(1.) This is an appeal by defendant 3 who alone contested the suit in the Courts below. The suit was for arrears of rent, and a two-fold defence was taken: first, a denial of the relationship of landlord and tenant, and secondly, that the rate of rent was not as the plaintiffs had claimed. Both the pleas were negatived, and a decree was passed at the rate claimed, which was Re. 1 per keor per year. The only question raised in this appeal is as to the rate of rent. It appears that the tenancy was originally created by a kabuliyat for a term of one year in which the rent stipulated was at the rate of 8 annas per keor. The defendants held over on the expiry of the term, and the plaintiffs thereafter sued them for rent. This suit was disposed of in terms of a compromise. By the solenama the rent was fixed at Re. 1 per keor, and it was further provided that there was to be no enhancement for 15 years. It is on this solenama which was made a part of the decree that the plaintiffs base their claim in the present suit. The solenama was not registered, and so defendant 3 contended it was not admissible in evidence. His case was that it was either a new lease for a term exceeding one year, or a document varying the rent payable under the previous lease which was a registered instrument, and in either view, it was said, the document required registration.
(2.) The learned Additional District Judge seemed to think that the solenama was not a new lease, but a variation of the old lease. On this footing, he was of opinion that as the old lease was a registered document, the case might be held to come within the Full Bench ruling in Lalit Mohan Ghosh V/s. Gopali Chauck Coal Co., Ltd. ( 11) 39 Cal. 284, which laid down that a document embodying an agreement for variation of rent under a pre-existing lease, registered, as required by Section 17, Sub-section (1), Clause (d), Registration Act, also required registration. The Pull Bench approved the earlier judgment of this Court in Durga Prasad Singh V/s. Rajendra Narain Bagehi ( 10) 37 Cal. 293, which was subsequently affirmed on appeal on this point by the Judicial Committee in Durga Prasad V/s. Rajendra. Narayan.40 I. A. 223, at p. 230. The learned Judge however did not give effect to this view, and sought, on the other hand, to avoid the effect of the Full Bench decision by treating the solenama as a document under Clause (b) of Sub-section (1), that is to say, as a document creating or limiting an interest in immovable property of the value of upwards of Rs. 100, and thus bringing it within the exception enacted in Clause (vi) of Sub-section (2), which exempts such a document from compulsory registration, if incorporated in a decree or Order of a Court.

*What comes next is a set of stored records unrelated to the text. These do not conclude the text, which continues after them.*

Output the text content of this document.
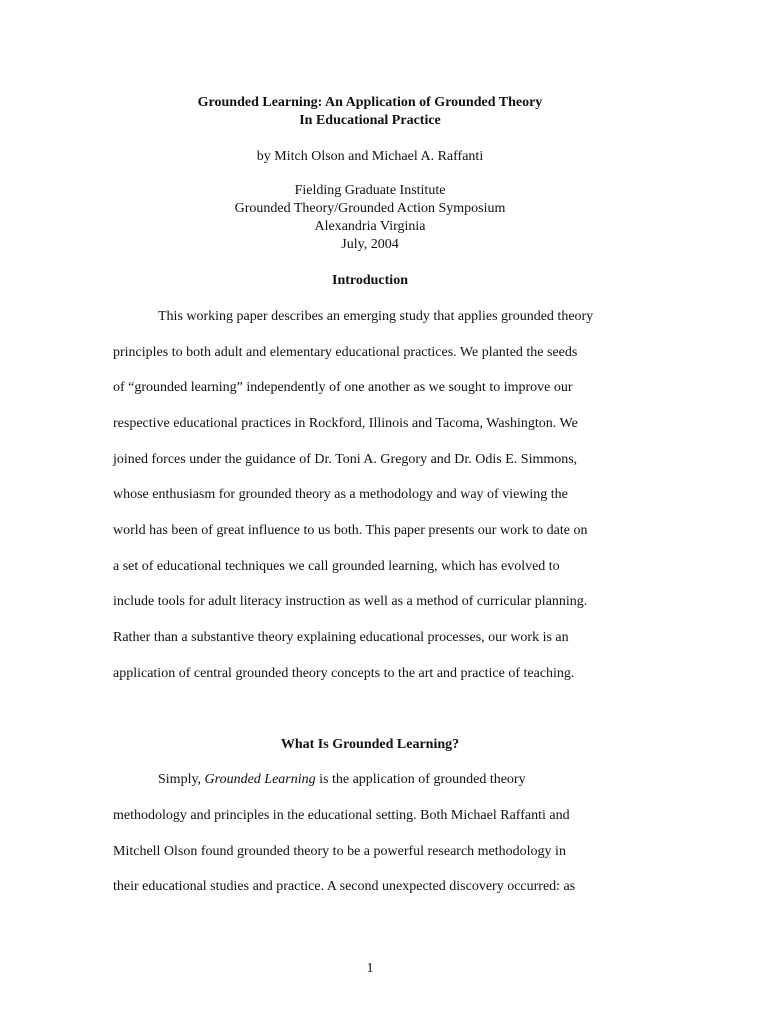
Grounded Learning: An Application of Grounded Theory
In Educational Practice
by Mitch Olson and Michael A. Raffanti
Fielding Graduate Institute
Grounded Theory/Grounded Action Symposium
Alexandria Virginia
July, 2004
Introduction
This working paper describes an emerging study that applies grounded theory
principles to both adult and elementary educational practices. We planted the seeds
of “grounded learning” independently of one another as we sought to improve our
respective educational practices in Rockford, Illinois and Tacoma, Washington. We
joined forces under the guidance of Dr. Toni A. Gregory and Dr. Odis E. Simmons,
whose enthusiasm for grounded theory as a methodology and way of viewing the
world has been of great influence to us both. This paper presents our work to date on
a set of educational techniques we call grounded learning, which has evolved to
include tools for adult literacy instruction as well as a method of curricular planning.
Rather than a substantive theory explaining educational processes, our work is an
application of central grounded theory concepts to the art and practice of teaching.
What Is Grounded Learning?
Simply, Grounded Learning is the application of grounded theory
methodology and principles in the educational setting. Both Michael Raffanti and
Mitchell Olson found grounded theory to be a powerful research methodology in
their educational studies and practice. A second unexpected discovery occurred: as
1
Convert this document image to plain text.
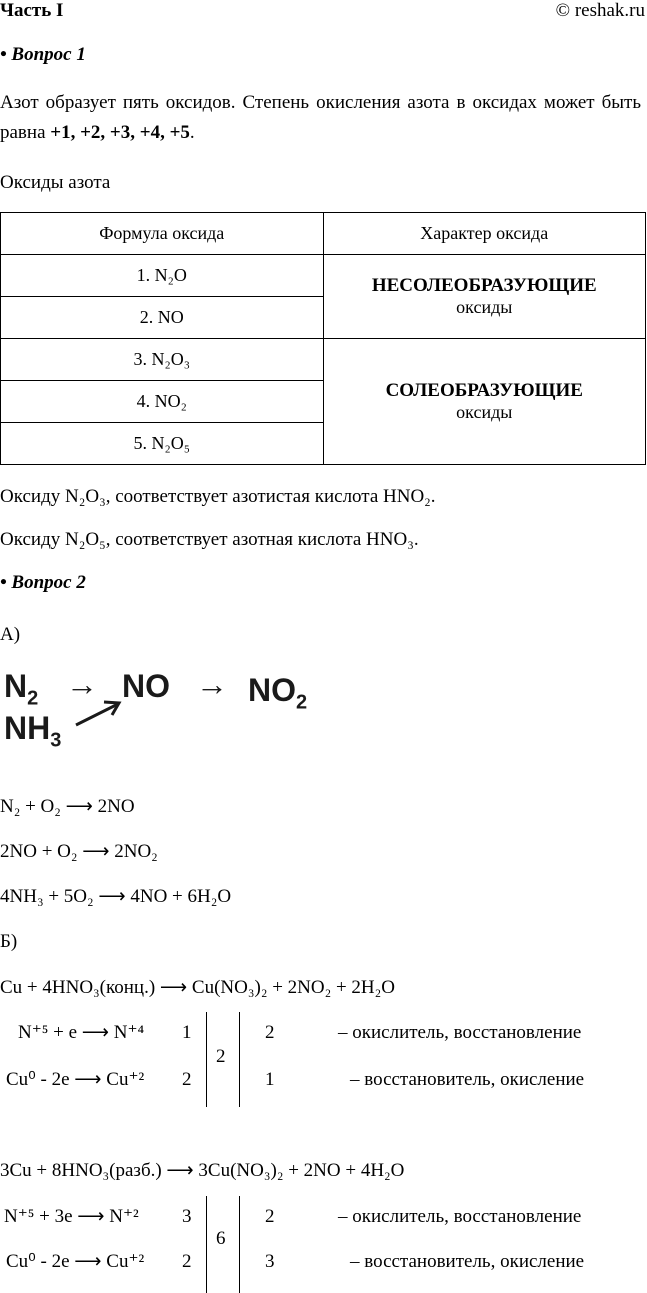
Часть I	© reshak.ru
• Вопрос 1
Азот образует пять оксидов. Степень окисления азота в оксидах может быть равна +1, +2, +3, +4, +5.
Оксиды азота
Формула оксида	Характер оксида
1. N₂O	НЕСОЛЕОБРАЗУЮЩИЕ
оксиды
2. NO	
3. N₂O₃	СОЛЕОБРАЗУЮЩИЕ
оксиды
4. NO₂	
5. N₂O₅	
Оксиду N₂O₃, соответствует азотистая кислота HNO₂.
Оксиду N₂O₅, соответствует азотная кислота HNO₃.
• Вопрос 2
А)
$N_2$ → NO → $NO_2$
$NH_3$
N₂ + O₂ ⟶ 2NO
2NO + O₂ ⟶ 2NO₂
4NH₃ + 5O₂ ⟶ 4NO + 6H₂O
Б)
Cu + 4HNO₃(конц.) ⟶ Cu(NO₃)₂ + 2NO₂ + 2H₂O
N⁺⁵ + e ⟶ N⁺⁴ 1	2	– окислитель, восстановление
Cu⁰ - 2e ⟶ Cu⁺² 2	1	– восстановитель, окисление
2
3Cu + 8HNO₃(разб.) ⟶ 3Cu(NO₃)₂ + 2NO + 4H₂O
N⁺⁵ + 3e ⟶ N⁺² 3	2	– окислитель, восстановление
Cu⁰ - 2e ⟶ Cu⁺² 2	3	– восстановитель, окисление
6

(3.) I am not sure that the Full Bench decision would at all apply to this case. The Full Bench judgment as well as that in the earlier ease which it approves proceeds on the footing that the previous lease must not only be registered in point of fact, but be also compulsorily registrable under Section 17, Registration Act. That is not the case here. The old lease had no doubt been registered, but as it was only for a term of one year and did not reserve a yearly rent, it could not be said that the document required registration. This explains why Mr. Sen appearing on behalf of the appellant did not press this aspect of the matter before me. Mr. Sen's contention was that the solenama was a lease under Clause (d) of Sub-section (1) of Sec. 17, and that therefore it could not come within the exception in Clause (vi) of Sub-section (2). It was pointed out, and rightly so, that sub. Section (2) by its opening words was expressly limited to documents falling within the categories mentioned in Clause (b) and (c), and not any other Clause of Sub-section (1), and in support of this construction, he referred to a number of cases, such as Rajani Kanta V/s. Raj Kumari Dassi Nazar Ali V/s. Indra Kumar , and Atul Krishna v. Zahed Mondal , Mr. Das on behalf of the respondents did not contest the proposition that if the solenama was a lease under Clause (d) of Sub-section. (1), it could not attract the operation of Clause (vi) of Sub-section (2), so as to be exempt from registration on the ground that it was embodied in a decree, but relying on Jogesh Chandra V/s. Behari Lal Mitra , he stoutly maintained that it was merely a recognition of a pre-existing tenancy, and did not amount to a lease at all. It was in every sense a document of the class referred to in Clause (b) of Sub- section (1), a non-testamentary instrument purporting to create or limit an interest in immovable property, and as such, it clearly came within the exception contained in Clause (vi) of Sub-section (2).